Haha that's okay! Ok I'll try my best to explain (it's much easier in person with pretty diagrams). Also, apoplogies for the lengthy post.
Okay, lets define some things.
1. Unit vector
Any vector of magnitude one
2. vector i
A unit vector which points in the positive x direction
3. vector j
A unit vector which points in the positive y direction
4. vector k
A unit vector which points in the positive z direction
5. Linear combinations/span
The set of all possible vectors generated when a set of vectors are multiplied by real coefficients.
Okay, so let's think about some things. Suppose you're a particle living at the origin (0,0,0). let's say you’re sick of your boring 0 dimensional life and so you want to start to move.
consider you knew that the vector i exists, and you happen to like real numbers, so you let the number a be a real number. Let's see what all the possible places you could go would be.
you could go to (5,0,0), or (20,0,0) ot maybe (-7,0,0). You could go to any point whose coordinates are (a,0,0).

But say you wanted to get out of this line, and go to other places. You simply can’t do it with only i, you need another vector. So then someone tells you about j, and no all of a sudden you can go to any place whose coordinates are (a, b, 0)! You can use some linear combination of i and j to get to (7,-3,0) or (6,4,0) or (-3,3,0) or ANYWHERE in the x-y plane.
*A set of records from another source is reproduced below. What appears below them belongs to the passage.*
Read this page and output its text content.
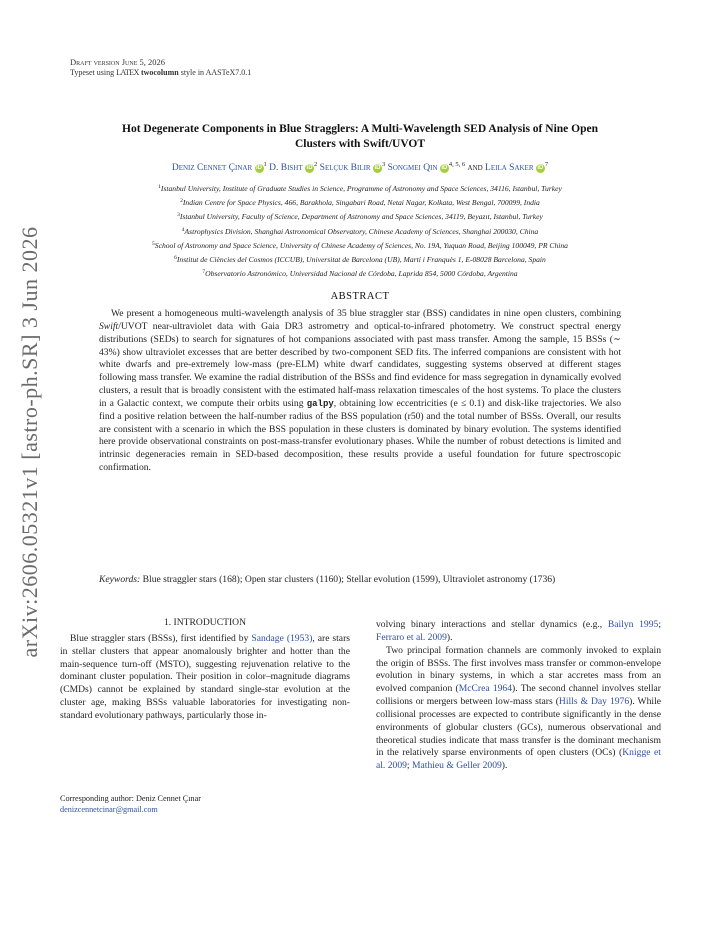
arXiv:2606.05321v1 [astro-ph.SR] 3 Jun 2026
Draft version June 5, 2026
Typeset using LATEX twocolumn style in AASTeX7.0.1
Hot Degenerate Components in Blue Stragglers: A Multi-Wavelength SED Analysis of Nine Open
Clusters with Swift/UVOT
Deniz Cennet Çinar iD $^1$ D. Bisht iD $^2$ Selçuk Bilir iD $^3$ Songmei Qin iD $^{4, 5, 6}$ and Leila Saker iD $^7$
$^1$Istanbul University, Institute of Graduate Studies in Science, Programme of Astronomy and Space Sciences, 34116, Istanbul, Turkey
$^2$Indian Centre for Space Physics, 466, Barakhola, Singabari Road, Netai Nagar, Kolkata, West Bengal, 700099, India
$^3$Istanbul University, Faculty of Science, Department of Astronomy and Space Sciences, 34119, Beyazıt, Istanbul, Turkey
$^4$Astrophysics Division, Shanghai Astronomical Observatory, Chinese Academy of Sciences, Shanghai 200030, China
$^5$School of Astronomy and Space Science, University of Chinese Academy of Sciences, No. 19A, Yuquan Road, Beijing 100049, PR China
$^6$Institut de Ciències del Cosmos (ICCUB), Universitat de Barcelona (UB), Martí i Franquès 1, E-08028 Barcelona, Spain
$^7$Observatorio Astronómico, Universidad Nacional de Córdoba, Laprida 854, 5000 Córdoba, Argentina
ABSTRACT

We present a homogeneous multi-wavelength analysis of 35 blue straggler star (BSS) candidates in nine open clusters, combining Swift/UVOT near-ultraviolet data with Gaia DR3 astrometry and optical-to-infrared photometry. We construct spectral energy distributions (SEDs) to search for signatures of hot companions associated with past mass transfer. Among the sample, 15 BSSs (∼ 43%) show ultraviolet excesses that are better described by two-component SED fits. The inferred companions are consistent with hot white dwarfs and pre-extremely low-mass (pre-ELM) white dwarf candidates, suggesting systems observed at different stages following mass transfer. We examine the radial distribution of the BSSs and find evidence for mass segregation in dynamically evolved clusters, a result that is broadly consistent with the estimated half-mass relaxation timescales of the host systems. To place the clusters in a Galactic context, we compute their orbits using galpy, obtaining low eccentricities (e ≤ 0.1) and disk-like trajectories. We also find a positive relation between the half-number radius of the BSS population (r50) and the total number of BSSs. Overall, our results are consistent with a scenario in which the BSS population in these clusters is dominated by binary evolution. The systems identified here provide observational constraints on post-mass-transfer evolutionary phases. While the number of robust detections is limited and intrinsic degeneracies remain in SED-based decomposition, these results provide a useful foundation for future spectroscopic confirmation.

Keywords: Blue straggler stars (168); Open star clusters (1160); Stellar evolution (1599), Ultraviolet astronomy (1736)
1. INTRODUCTION

Blue straggler stars (BSSs), first identified by Sandage (1953), are stars in stellar clusters that appear anomalously brighter and hotter than the main-sequence turn-off (MSTO), suggesting rejuvenation relative to the dominant cluster population. Their position in color–magnitude diagrams (CMDs) cannot be explained by standard single-star evolution at the cluster age, making BSSs valuable laboratories for investigating non-standard evolutionary pathways, particularly those in-

Corresponding author: Deniz Cennet Çınar
denizcennetcinar@gmail.com

volving binary interactions and stellar dynamics (e.g., Bailyn 1995; Ferraro et al. 2009).

Two principal formation channels are commonly invoked to explain the origin of BSSs. The first involves mass transfer or common-envelope evolution in binary systems, in which a star accretes mass from an evolved companion (McCrea 1964). The second channel involves stellar collisions or mergers between low-mass stars (Hills & Day 1976). While collisional processes are expected to contribute significantly in the dense environments of globular clusters (GCs), numerous observational and theoretical studies indicate that mass transfer is the dominant mechanism in the relatively sparse environments of open clusters (OCs) (Knigge et al. 2009; Mathieu & Geller 2009).
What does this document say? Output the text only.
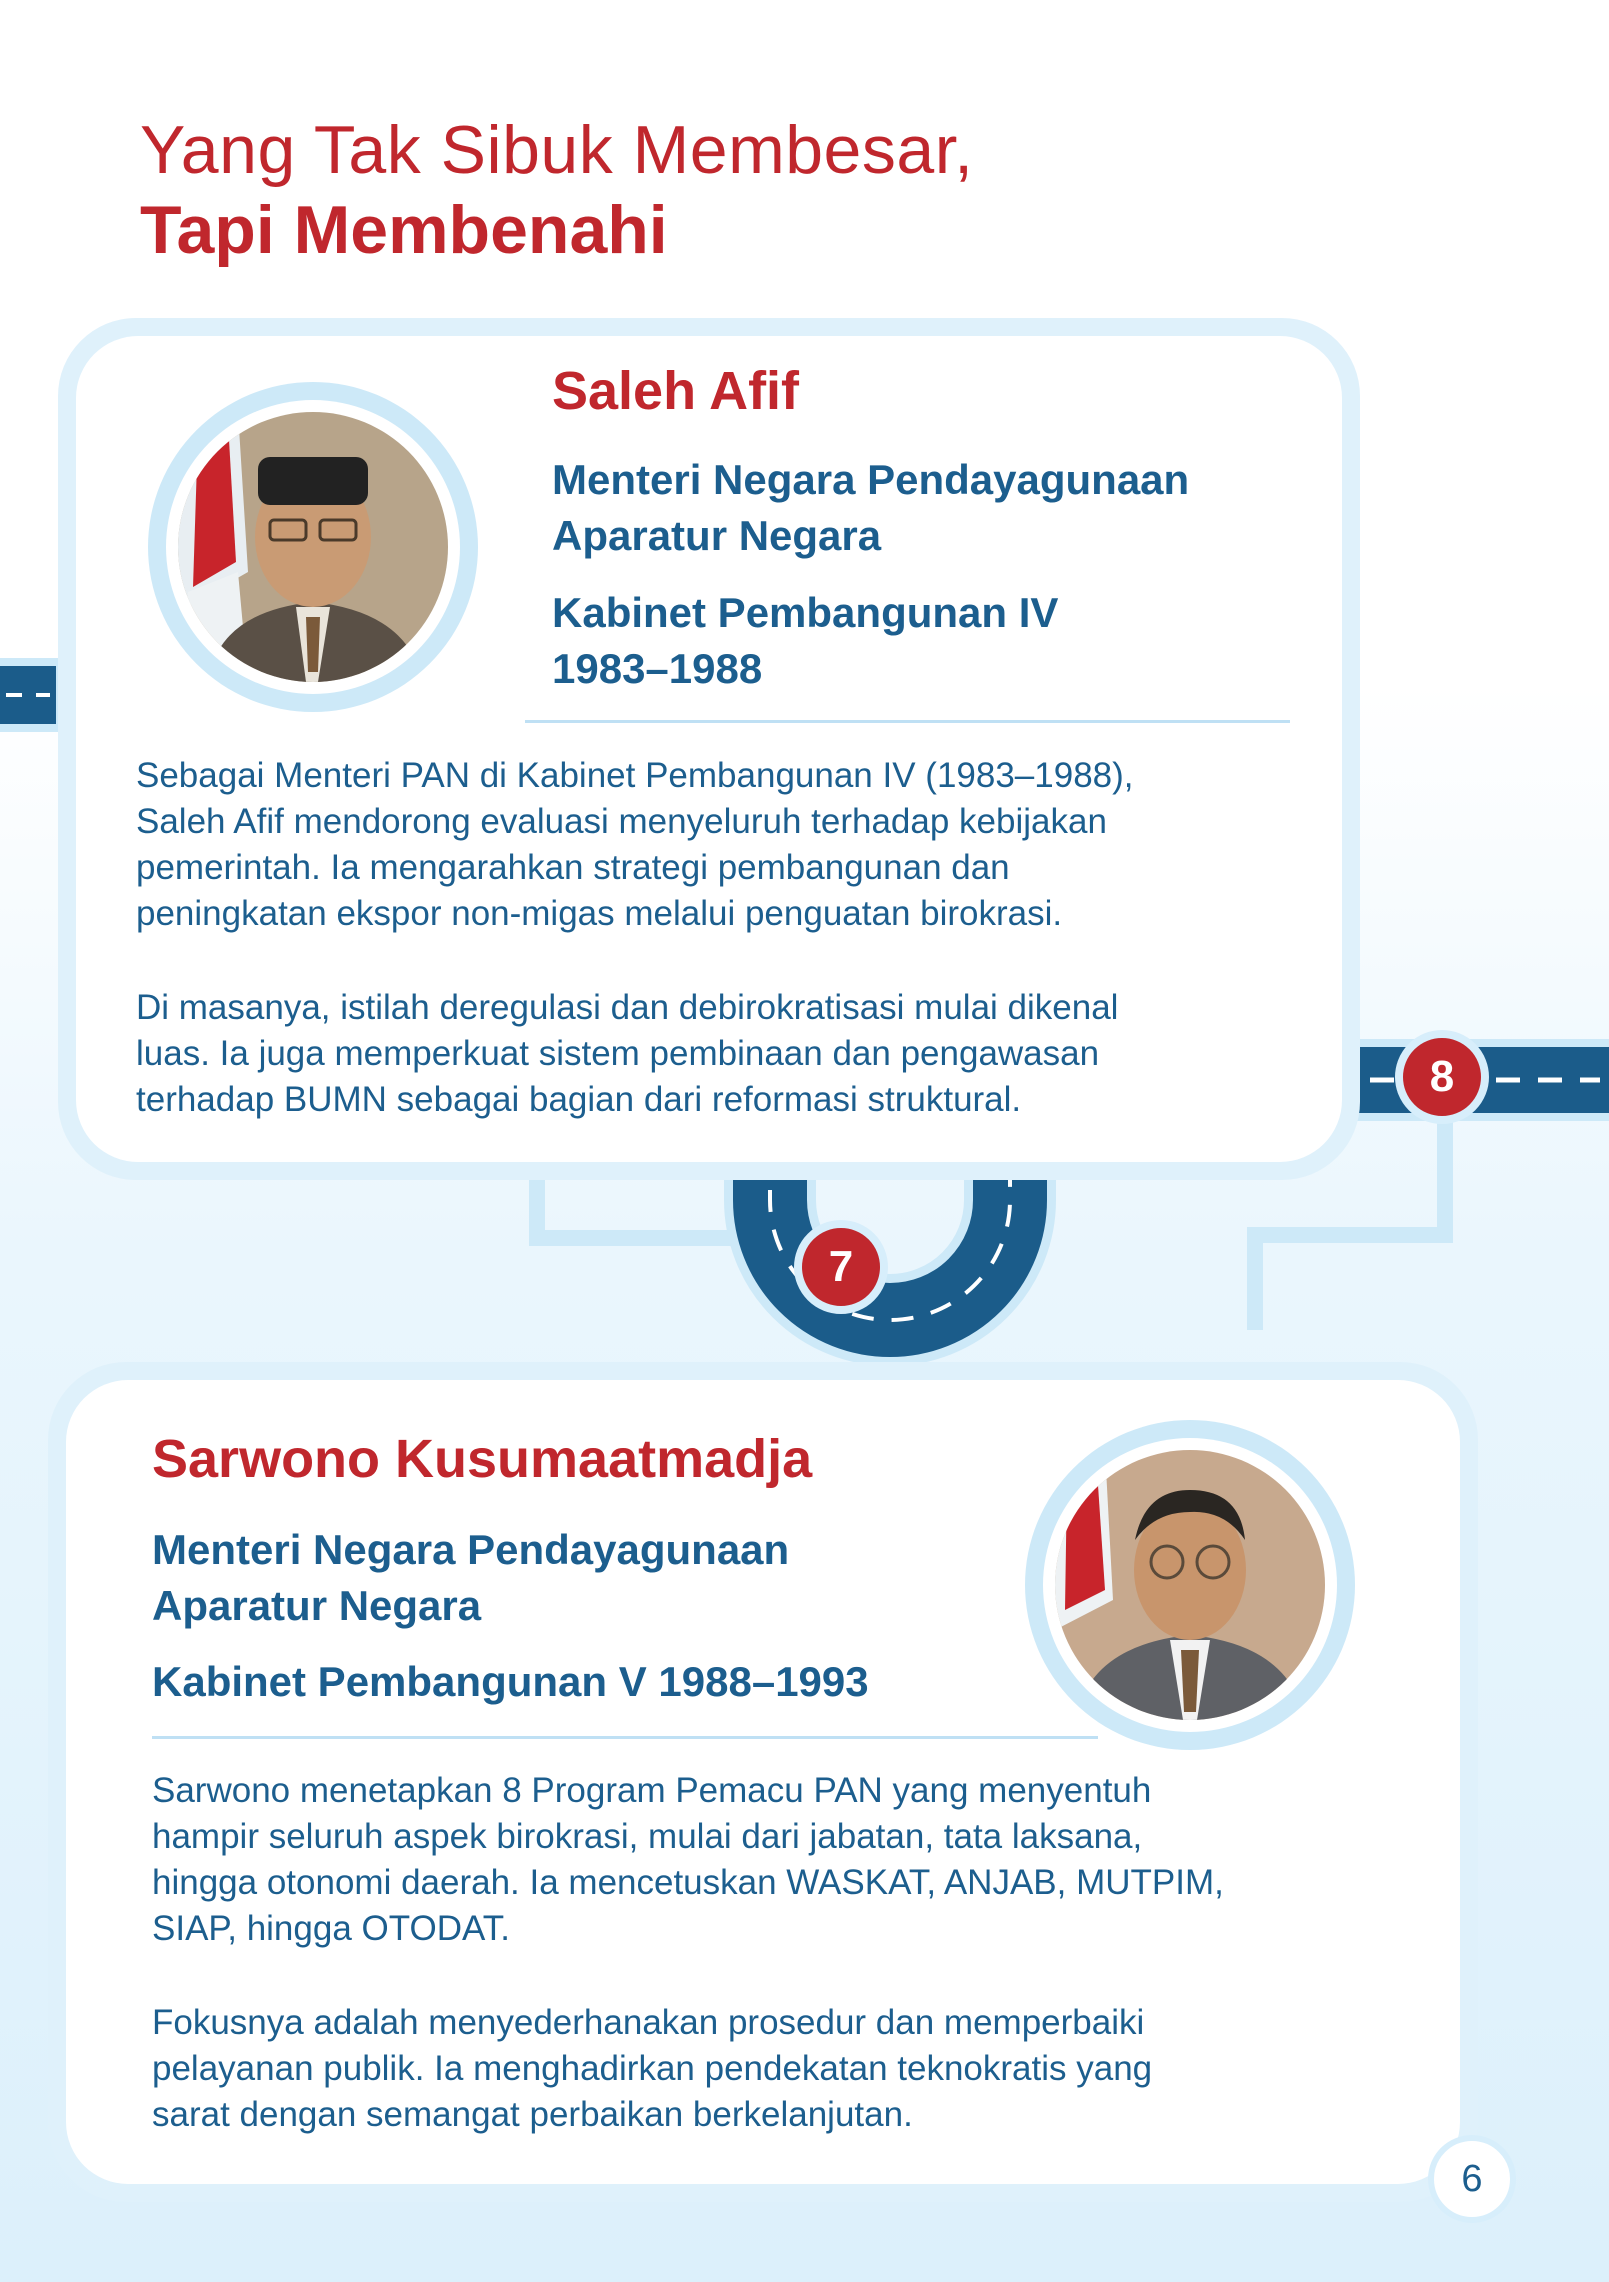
Yang Tak Sibuk Membesar,
Tapi Membenahi
Saleh Afif
Menteri Negara Pendayagunaan
Aparatur Negara
Kabinet Pembangunan IV
1983–1988
Sebagai Menteri PAN di Kabinet Pembangunan IV (1983–1988),
Saleh Afif mendorong evaluasi menyeluruh terhadap kebijakan
pemerintah. Ia mengarahkan strategi pembangunan dan
peningkatan ekspor non-migas melalui penguatan birokrasi.
Di masanya, istilah deregulasi dan debirokratisasi mulai dikenal
luas. Ia juga memperkuat sistem pembinaan dan pengawasan
terhadap BUMN sebagai bagian dari reformasi struktural.	8
7
Sarwono Kusumaatmadja
Menteri Negara Pendayagunaan
Aparatur Negara
Kabinet Pembangunan V 1988–1993
Sarwono menetapkan 8 Program Pemacu PAN yang menyentuh
hampir seluruh aspek birokrasi, mulai dari jabatan, tata laksana,
hingga otonomi daerah. Ia mencetuskan WASKAT, ANJAB, MUTPIM,
SIAP, hingga OTODAT.
Fokusnya adalah menyederhanakan prosedur dan memperbaiki
pelayanan publik. Ia menghadirkan pendekatan teknokratis yang
sarat dengan semangat perbaikan berkelanjutan.
6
So let’s step back and think for a second. You’re now very happy that you can live your particle existence in any place in the x-y plane, but now you’re greedy. You want more. You want to go EVEN FURTHER than your 2D existence. You weren’t happy with your 1D life, now you’re not happy with your 2D life, you want 3D. But what if no one ever told you about the vector k? How would you do it? Let’s think.
To get from 0D life as a point at (0,0,0), we took a vector, i, and took all the linear combinations of that vector, i.e., we took a*i and generated every point on a straight line. To get from 1D life to 2D life, we took all the possible linear combinations of 2 vector, i.e., a*i+b*j produced all of the 2D world. So if we want a 3D world, let’s take a 3rd vector and take all the linear combinations of those 3 vectors.
Let’s define our new vector to be something easy, let’s call it p and make it a nice simple 1i+1j. so let’s see where our new coordinate system takes us:
All the linear combinations of i, j, and p would be ai+bj+cp = (a+1)i+(b+1)j+0k. So we didn’t manage to produce a 3D world, the k component is still 0. Sad face. Diagrammatically:

So p didn’t add any new information at all… but WHY! We followed all the steps! Pick a new vector ad take the linear combinations! The reason is that p can be expressed as a linear combination of i and j. That means that there is a way to write p as i*some scalar+j*some scalar, and so p is ALREADY INCLUDED in the information generated by the span of i and j. Therefore, we say that i, j and p are linearly dependent.
If we want to create a 3D world, we need to take the span of 3 linearly Independent vectors. Now the obvious choice is i, j, and k. But it doesn’t need to be that way. How about the three vectors i+j, i-j and i+j+k? What happens if we take the span of these three?

Now we can create 3D space! And if we took the span of the first 2, we’d create 2D space, because they are linearly independent. If we picked 3i as one vector and 10i for another, we would only manage 1D space since 3i and 10i are linearly dependent. So the dimension of the space created by the span depends on the number of linearly independent vectors, and that’s why we care whether or not a bunch of vectors are linearly dependent or not.